Bulloch reported the next morning to the steamship company office. Having received no reply to his letter from Attorney-General Benjamin, he was unsure how to act, and worried that postal and telegraphic communications between North and South were neither reliable nor confidential. “My embarrassment was happily relieved by finding a letter from Mr. Benjamin awaiting me.” It must have been among the last to come through regular mail. It was brief, but to the point. The Secretary of the Navy desired him to come to Montgomery “without delay.”
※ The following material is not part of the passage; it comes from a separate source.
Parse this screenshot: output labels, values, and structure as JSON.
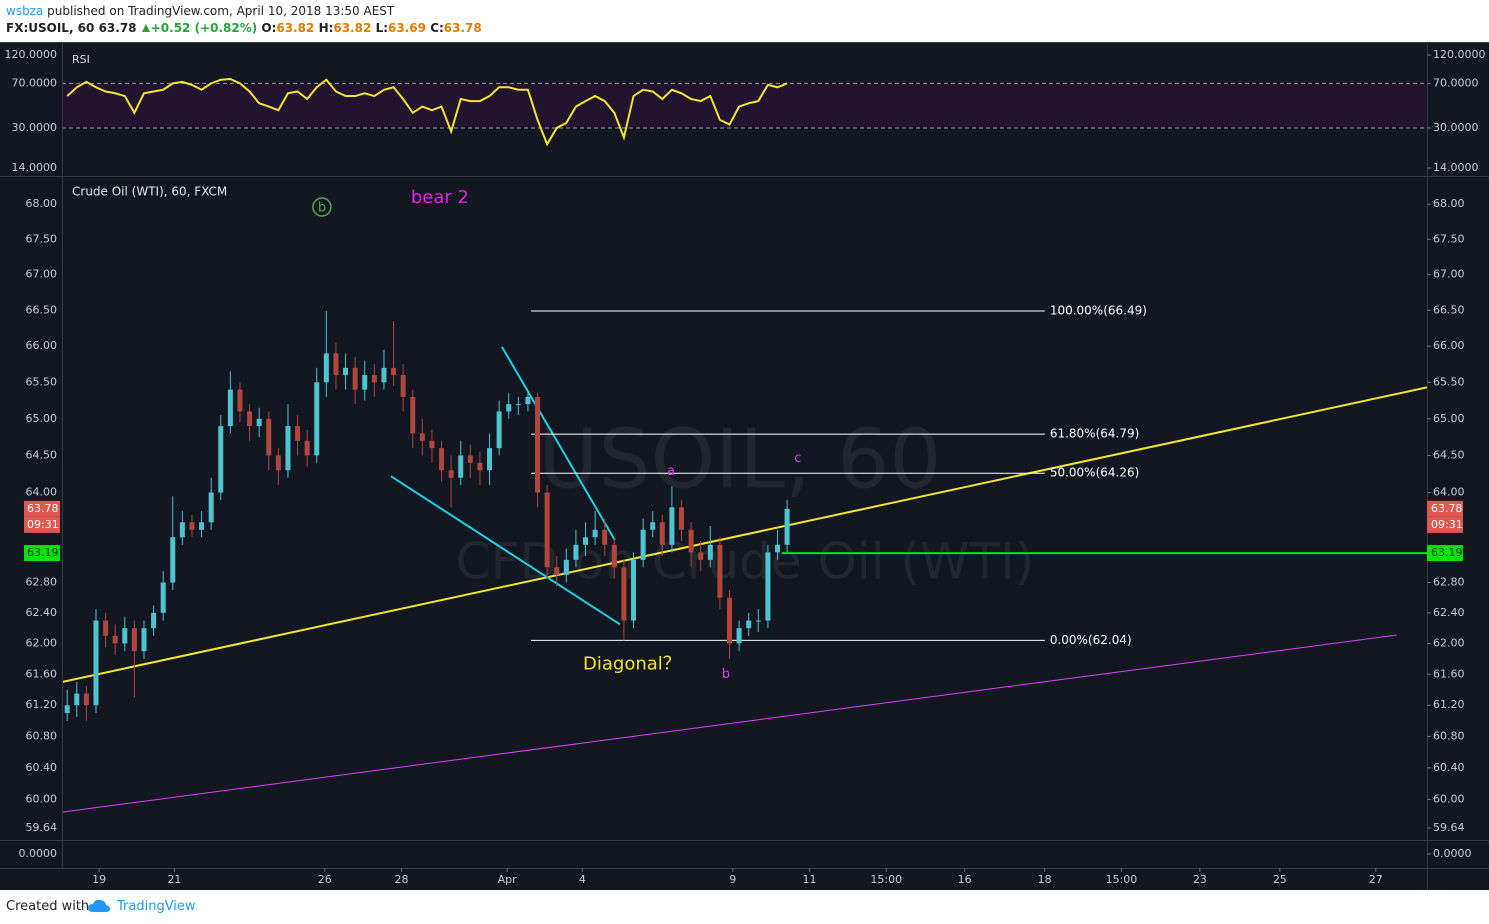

Bulloch destroyed the letter at once, and began settling affairs with the company and other matters of business. But, “safety required that I should act without precipitancy.” His return to New York with Bienville apparently had removed any suspicions among the public authorities concerning Bulloch’s loyalty, and, “my friends either thought that I intended at least to remain neutral, or else they were too considerate to ask questions or to suggest doubts.”
For ten disagreeable days, he was detained in the city. Subsequent information indicated that, had Bulloch shown haste in his movements, he would have been arrested. He mentioned to a few personal friends an intention of going to Philadelphia or possibly to Cincinnati, “and in the early days of May I started southward with light luggage, as if for a short journey.”
Thus began a brilliant four years’ service by James Dunwoody Bulloch as primary agent in Great Britain for the Confederate navy. He was forty years old, a former U.S. Navy officer, merchant master, and businessman with extensive experience, formidable organizing talents, and fierce determination. Bulloch’s half-brother, Irvine Stephens Bulloch was sailing master on the CSS Shenandoah. Their sister, Martha, married Theodore Roosevelt, Sr. and bore the future president.
Against persistent Union espionage and intense diplomatic pressure, Bulloch launched the most successful Confederate commerce raiders—Alabama, Florida, and Shenandoah—along with blockade runners crammed with hundreds of tons of arms and equipment. He contracted for two iron-hulled, steam warships—the “Laird rams”—and the ironclad CSS Stonewall. U.S. Minister to Great Britain Charles Francis Adams would write that Bulloch and associates were more effectively directing hostile operations than if they had been in Richmond: “In other words, so far as the naval branch of warfare is concerned, the real bureau was fixed at Liverpool….”[2]
[1] James D. Bulloch, The Secret Service of the Confederate States in Europe; or, How the Confederate Cruisers Were Equipped, 2 vols. (repr., New York: Thomas Yoseloff, 1959), 1:30-39. Ibid for all Bulloch quotes in this article.
[2] Adams to Earl Russell, The Case of Great Britain as Laid Before the Tribunal of Arbitration Convened at Geneva, 3 vols. (Washington, D.C.: Government Printing Office, 1872), 1:847.
Dwight:
Great post.
The early weeks of the Civil War were a confusing time for partisans on both sides. Nobody in the U.S. had ever faced anything like it. Bulloch’s fascinating story exemplifies those times.